Ducted Wind Turbines (DWT), a company formed by Clarkson University associate professor of mechanical and aeronautical engineering, Ken Visser, and his team, has won a grant from the United States Department of Energy (DOE) for its pre-prototype turbine design.
The National Renewable Energy Laboratory (NREL), with funding from the DOE’s Office of Energy Efficiency and Renewable Energy Wind Energy Technologies Office, works with dozens of small business across the U.S. to enable wind technology as a distributed energy resource through its solicitation program, the Competitiveness Improvement Project (CIP).
DWT will use the grant to advance the pre-prototype design of their new ducted (or shrouded) 3-kW wind system, including a detailed technical review of their preliminary design and initial testing results.

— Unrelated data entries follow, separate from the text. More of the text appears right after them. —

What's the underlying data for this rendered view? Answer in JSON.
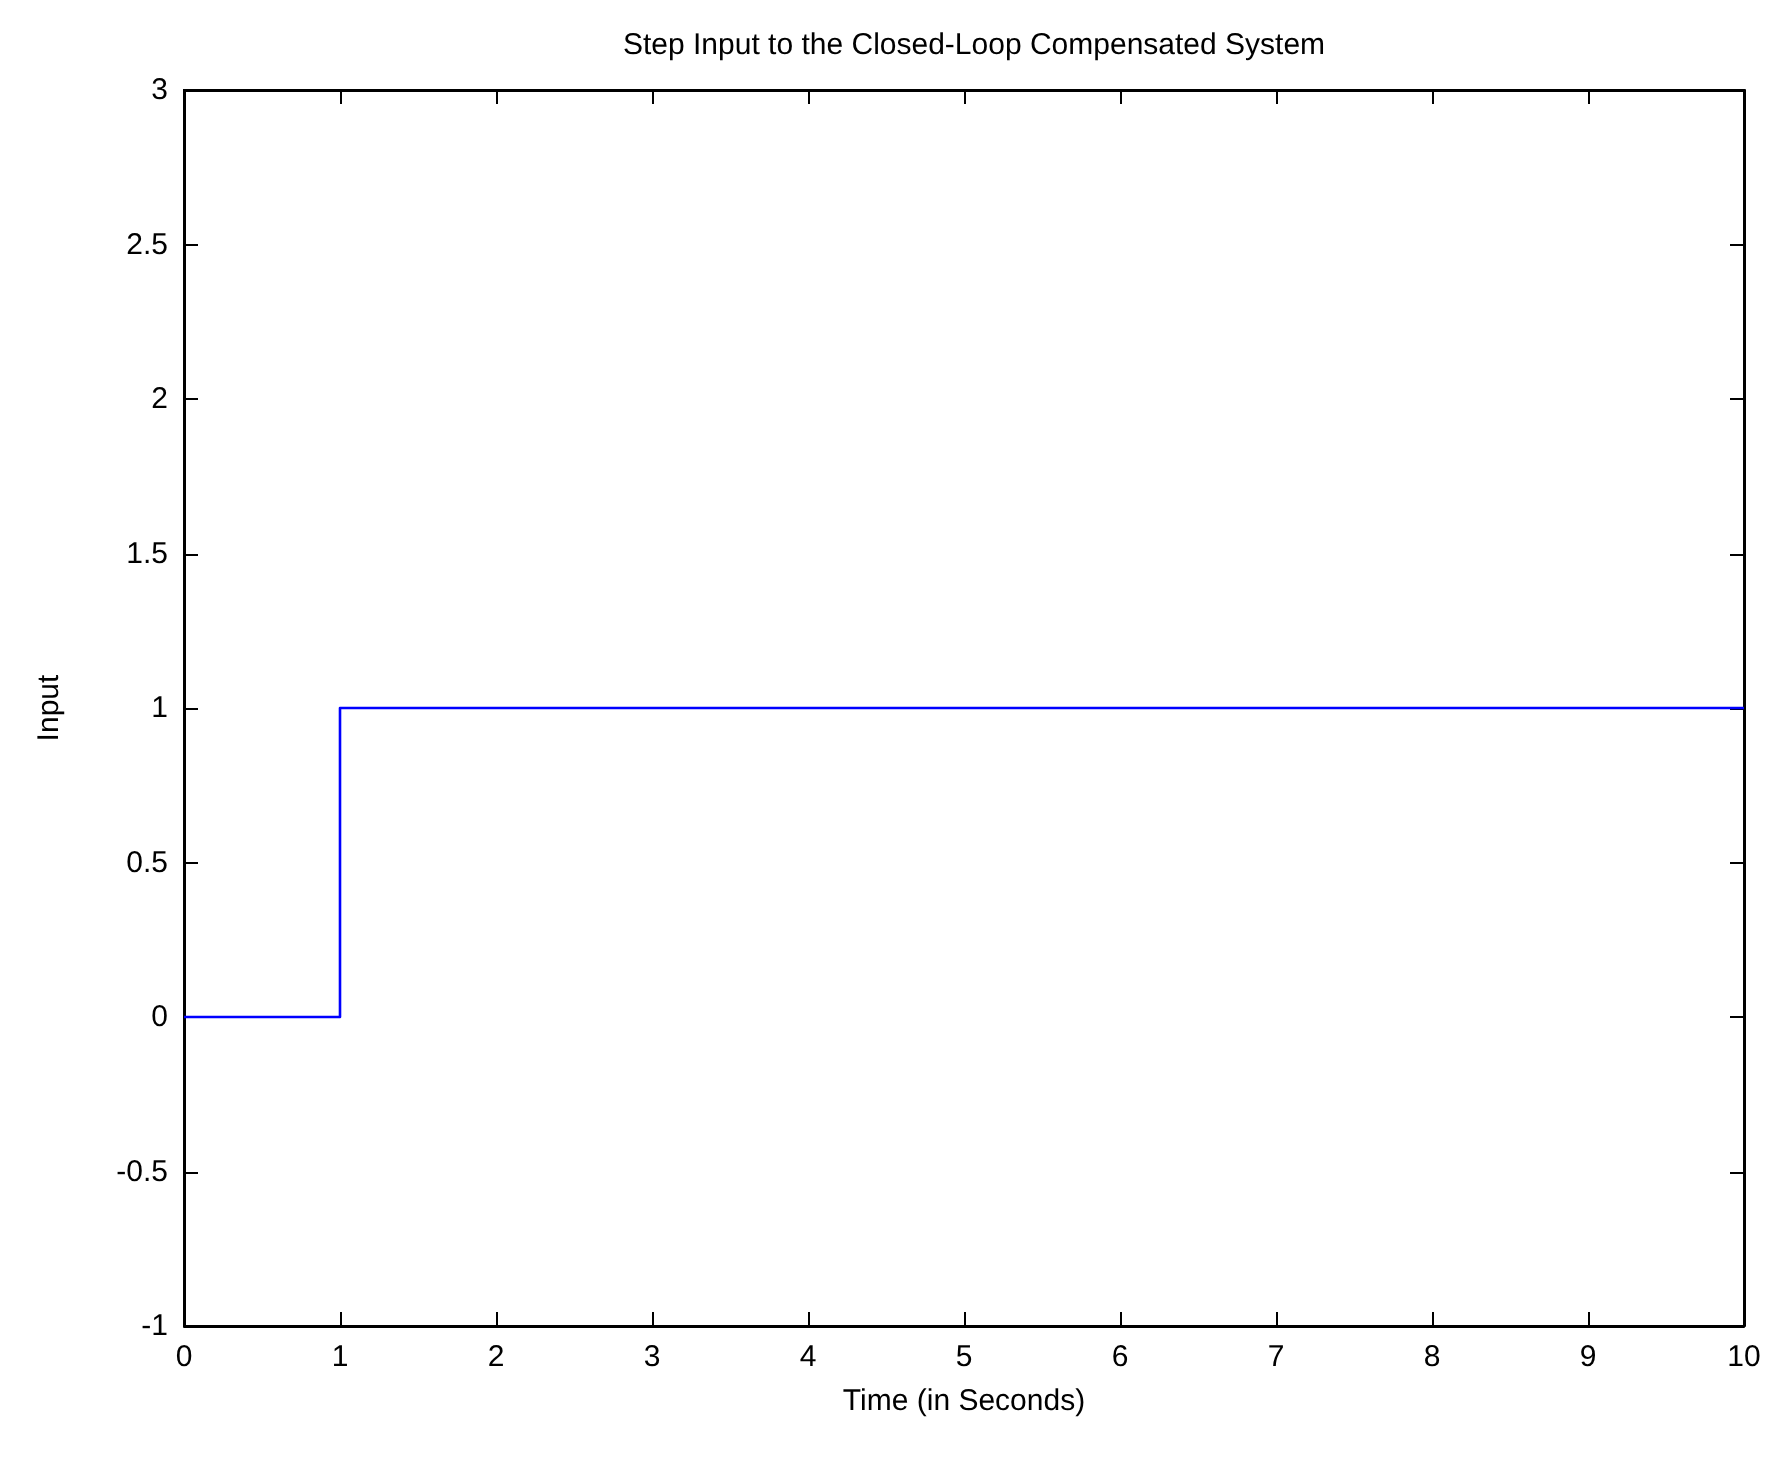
{
  "chart_data": {
    "type": "step",
    "title": "Step Input to the Closed-Loop Compensated System",
    "xlabel": "Time (in Seconds)",
    "ylabel": "Input",
    "x": [
      0,
      1,
      10
    ],
    "series": [
      {
        "color": "#0000ff",
        "values": [
          0,
          1,
          1
        ]
      }
    ],
    "xlim": [
      0,
      10
    ],
    "xticks": [
      0,
      1,
      2,
      3,
      4,
      5,
      6,
      7,
      8,
      9,
      10
    ],
    "ylim": [
      -1,
      3
    ],
    "yticks": [
      -1,
      -0.5,
      0,
      0.5,
      1,
      1.5,
      2,
      2.5,
      3
    ],
    "grid": false,
    "marker": "none",
    "line_style": "solid"
  }
}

The concept for the turbine came out of Visser’s research and lead to the incorporation of a company (Ducted Wind Turbines) through the Shipley Center. Faculty, staff members, alumni and many students have been involved in the work on the project to get to this point. The operation of the wind turbine will provide on-going opportunities for student research and design projects and will be a showcase for DWT.
DWT is a wind turbine company that focuses on providing the lowest cost per kilowatt-hour in the small turbine market. DWT’s design produces more than two times the energy of a conventional open bladed wind turbine of the same rotor diameter.
The goals of the CIP are to make distributed wind energy cost-competitive, improve its interoperability with other distributed energy resources and increase the number of small and mid-scale wind turbine designs certified to national testing standards.
Launched in 2013, the CIP supports manufacturers of distributed wind turbines through competitively-awarded, cost-shared funding to:
- Optimize their designs for increased energy production and grid support.
- Test turbines and components to national standards to verify performance and safety.
- Develop advanced manufacturing processes to reduce hardware costs.
Beyond funding support, awardees can receive technical assistance from NREL to improve their turbine designs and testing plans. Since 2013, NREL has awarded 36 subcontracts to 20 companies, totaling just over $8.4 million in investment, while leveraging millions in additional private-sector funding.